If he gets elected, though, will Romney be different in any meaningful way from a candidate who had been anti-abortion all his or her life? Let’s look at what he’ll actually do. He’ll instantly reinstate the Mexico City Policy that bans U.S. support for any group that even suggests abortion overseas, pushing that pendulum back to the Republican side. He’ll sign any legislation Congress might come up with restricting reproductive rights. And perhaps most importantly, he’ll appoint to federal courts, and to the Supreme Court, judges who want to overturn Roe v. Wade. If Romney were elected and one of the five justices who currently support Roe (Kennedy, Breyer, Ginsburg, Kagan, and Sotomayor) retires or dies, he will absolutely, positively appoint a successor who is ready to overturn Roe.
Because he doesn’t have much choice, whatever he believes deep down. He has to dance with the one who brung him, and the Republican party will simply not tolerate anything less. Republicans may fear that he’ll get to the White House and suddenly shift back to being pro-choice, but that simply isn’t going to happen. Try to imagine the category-5 shitstorm that would result if a President Romney nominated someone to the Supreme Court that Republicans felt was a less-than-reliable vote to overturn Roe. If he was in his first term, he’d immediately get primary challengers. If he was in his second term, they’d try to impeach him. Even if most Americans don’t want to overturn Roe, the political cost of another shift for Romney would just be too high. And it’s hard to argue that for him, there’s any other calculation to be made.
By: Paul Waldman, The American Prospect, February 22, 2012
Mitt Romney can’t help but reveal that he’s a boring technocrat.
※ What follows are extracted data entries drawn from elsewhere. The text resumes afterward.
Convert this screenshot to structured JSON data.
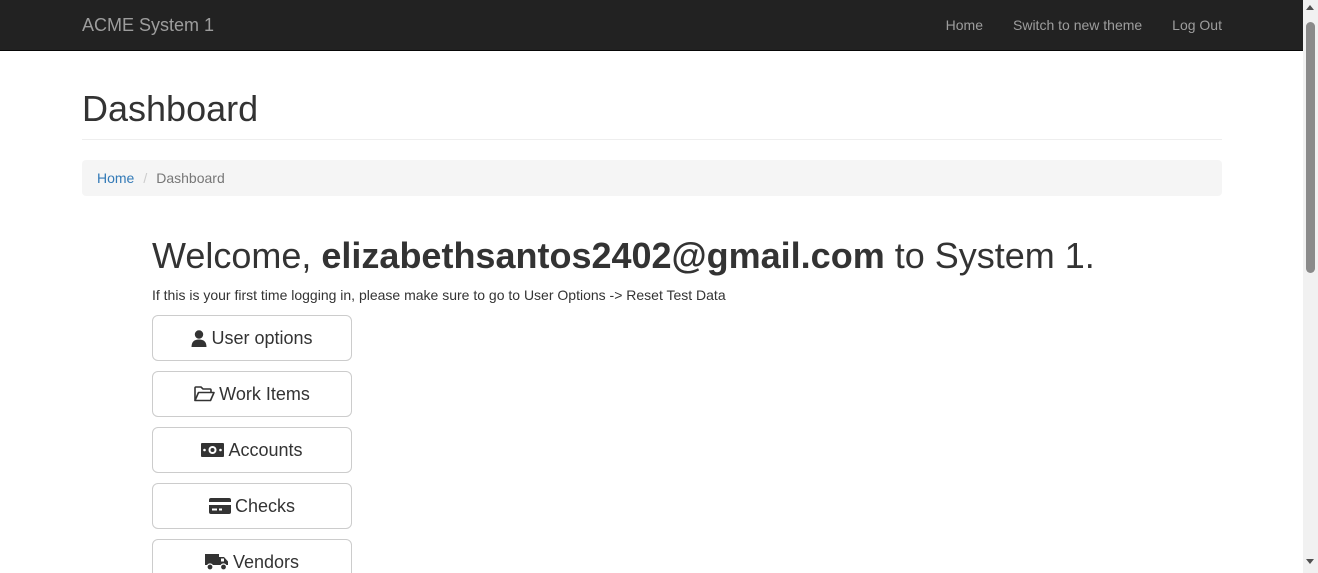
{
  "navbar": {
    "brand": "ACME System 1",
    "links": [
      "Home",
      "Switch to new theme",
      "Log Out"
    ]
  },
  "page": {
    "title": "Dashboard"
  },
  "breadcrumb": {
    "home": "Home",
    "separator": "/",
    "current": "Dashboard"
  },
  "welcome": {
    "prefix": "Welcome, ",
    "email": "elizabethsantos2402@gmail.com",
    "suffix": " to System 1.",
    "hint": "If this is your first time logging in, please make sure to go to User Options -> Reset Test Data"
  },
  "buttons": [
    {
      "label": "User options",
      "icon": "user-icon"
    },
    {
      "label": "Work Items",
      "icon": "folder-open-icon"
    },
    {
      "label": "Accounts",
      "icon": "money-icon"
    },
    {
      "label": "Checks",
      "icon": "credit-card-icon"
    },
    {
      "label": "Vendors",
      "icon": "truck-icon"
    }
  ],
  "colors": {
    "navbar_bg": "#222222",
    "navbar_text": "#9d9d9d",
    "link": "#337ab7",
    "breadcrumb_bg": "#f5f5f5"
  }
}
Mitt Romney’s main problem with conservative voters is that they don’t trust him or his commitment to conservative values. And for good reason; it’s only been six years since he left office as the moderate, pro-choice governor of a liberal state who pioneered health care reform for the country. Romney has tried to overcome this with constant pandering, open contempt for President Obama, and casual dishonesty, but it hasn’t done the trick. What’s more, there are times when the mask slips, and Romney reveals how much he actually is a boring technocrat. Yesterday was one of those times:
Speaking in Shelby Township, MI, the former Massachusetts governor took a question about the Simpson-Bowles fiscal commission empaneled by President Obama to address the nation’s deficit and debt issues. In his response, he said that addressing taxes and spending issues are essential.
“If you just cut, if all you’re thinking about doing is cutting spending, as you cut spending you’ll slow down the economy,” he said in part of his response. “So you have to, at the same time, create pro-growth tax policies.”
In other words, Romney just admitted—in a momentary lapse of judgment—that some form of government spending can grow the economy during a recession. Nevermind that this is the accepted position of most economists, conservative and otherwise. It runs counter to the core dogma of the conservative movement, that spending cuts (and tax cuts) always grow the economy. It’s a relatively small slip—like his “severely conservative” comment at CPAC—but it’s emblematic of Romney’s distance from the party he wants to lead.